Créer un réseau de concession : L’exemple LIPPI
Création du réseau : 1963
Activité : fabrication et commercialisation de clôtures, grillages et portails à destination des particuliers, des professionnels et des collectivités
Niveau de développement, au moment de l’intervention du cabinet : couverture de l’ensemble du territoire national à travers un réseau de distributeurs, de revendeurs et d’installateurs / revendeurs
Apport de Franchise Management : modélisation d’une offre de concession et adoption d’une vraie politique de marque
Enjeux : Construire une politique de marque et modéliser une offre de partenariat pour développer un réseau de concessionnaires et ainsi conserver son avance sur son marché
Lippi est devenu le deuxième acteur industriel français sur le marché de la clôture. Cette entreprise familiale emploie plus de 240 personnes et fabrique 95% de ses produits en France. Elle a réalisé de nombreux chantiers sur le territoire national et dans le monde pour des applications très variées, telles que la sécurisation d’aéroports, de stades, de sites militaires, des centres pénitenciers, des zones portuaires, ou encore, des lieux touristiques comme le Château de Versailles.
Depuis ses origines, Lippi a noué une relation de confiance avec une cinquantaine d’installateurs-revendeurs indépendants isolés, depuis au moins 30 ans pour plus de la moitié d’entre eux.

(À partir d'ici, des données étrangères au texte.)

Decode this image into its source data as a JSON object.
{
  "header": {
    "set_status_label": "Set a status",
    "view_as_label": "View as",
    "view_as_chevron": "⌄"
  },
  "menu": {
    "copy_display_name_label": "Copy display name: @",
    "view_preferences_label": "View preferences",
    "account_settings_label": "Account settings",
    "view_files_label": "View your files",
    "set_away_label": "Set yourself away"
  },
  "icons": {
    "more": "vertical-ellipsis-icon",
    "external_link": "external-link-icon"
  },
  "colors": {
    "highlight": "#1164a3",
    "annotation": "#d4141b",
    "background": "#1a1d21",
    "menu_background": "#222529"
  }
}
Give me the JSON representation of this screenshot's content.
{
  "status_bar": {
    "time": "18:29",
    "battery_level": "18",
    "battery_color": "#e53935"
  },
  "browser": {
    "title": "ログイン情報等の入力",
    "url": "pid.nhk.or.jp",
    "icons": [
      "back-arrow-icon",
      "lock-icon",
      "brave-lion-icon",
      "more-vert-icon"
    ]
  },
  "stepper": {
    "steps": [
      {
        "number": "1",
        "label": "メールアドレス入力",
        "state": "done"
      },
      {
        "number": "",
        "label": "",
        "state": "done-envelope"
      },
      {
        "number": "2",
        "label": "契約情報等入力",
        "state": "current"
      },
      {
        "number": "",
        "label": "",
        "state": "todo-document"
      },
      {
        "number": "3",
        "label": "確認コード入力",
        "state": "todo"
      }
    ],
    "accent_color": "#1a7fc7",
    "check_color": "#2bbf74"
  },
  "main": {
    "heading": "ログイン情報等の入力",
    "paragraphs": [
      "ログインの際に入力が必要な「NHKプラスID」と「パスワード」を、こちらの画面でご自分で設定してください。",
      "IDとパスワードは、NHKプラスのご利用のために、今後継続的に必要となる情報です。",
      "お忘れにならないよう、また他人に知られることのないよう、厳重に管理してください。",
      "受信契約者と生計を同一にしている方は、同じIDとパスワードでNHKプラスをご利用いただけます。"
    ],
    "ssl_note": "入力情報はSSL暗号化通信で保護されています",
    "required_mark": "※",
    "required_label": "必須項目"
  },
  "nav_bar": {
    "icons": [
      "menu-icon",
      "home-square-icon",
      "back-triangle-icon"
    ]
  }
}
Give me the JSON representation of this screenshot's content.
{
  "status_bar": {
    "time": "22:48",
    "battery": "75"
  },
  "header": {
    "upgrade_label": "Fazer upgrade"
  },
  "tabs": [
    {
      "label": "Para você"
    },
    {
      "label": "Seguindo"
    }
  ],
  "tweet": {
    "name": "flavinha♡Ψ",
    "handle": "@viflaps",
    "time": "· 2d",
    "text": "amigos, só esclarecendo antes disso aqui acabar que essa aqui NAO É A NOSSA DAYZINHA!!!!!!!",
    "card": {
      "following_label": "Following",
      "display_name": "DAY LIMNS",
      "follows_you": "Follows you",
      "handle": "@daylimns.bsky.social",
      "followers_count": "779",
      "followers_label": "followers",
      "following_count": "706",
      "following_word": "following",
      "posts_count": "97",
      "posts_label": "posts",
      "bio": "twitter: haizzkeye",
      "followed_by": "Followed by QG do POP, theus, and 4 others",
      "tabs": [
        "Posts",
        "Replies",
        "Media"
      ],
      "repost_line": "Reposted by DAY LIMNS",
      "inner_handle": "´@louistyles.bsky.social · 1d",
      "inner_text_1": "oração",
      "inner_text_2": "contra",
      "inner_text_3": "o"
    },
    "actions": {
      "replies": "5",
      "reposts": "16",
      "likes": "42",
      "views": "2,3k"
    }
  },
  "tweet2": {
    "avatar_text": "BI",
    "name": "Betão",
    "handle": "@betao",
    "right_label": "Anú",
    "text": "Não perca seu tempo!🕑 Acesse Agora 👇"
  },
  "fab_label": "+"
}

Elle a modélisé une offre de concession pour consolider la position de ces partenaires historiques et s’ouvrir à de nouveaux profils, pas forcément issus du métier, afin de développer son maillage de proximité du territoire.
Rencontres à Mouthiers-sur-Boëme (près d’Angoulême) et à Paris pour un entretien croisé avec des « Lippiens » et une « Lippienne » : Julien Lippi, directeur général, Emilie Caron-Frappier, responsable de réseau, Pierre-Yves Laurent, responsable de marque, et Frédéric Lippi, président du conseil d’administration.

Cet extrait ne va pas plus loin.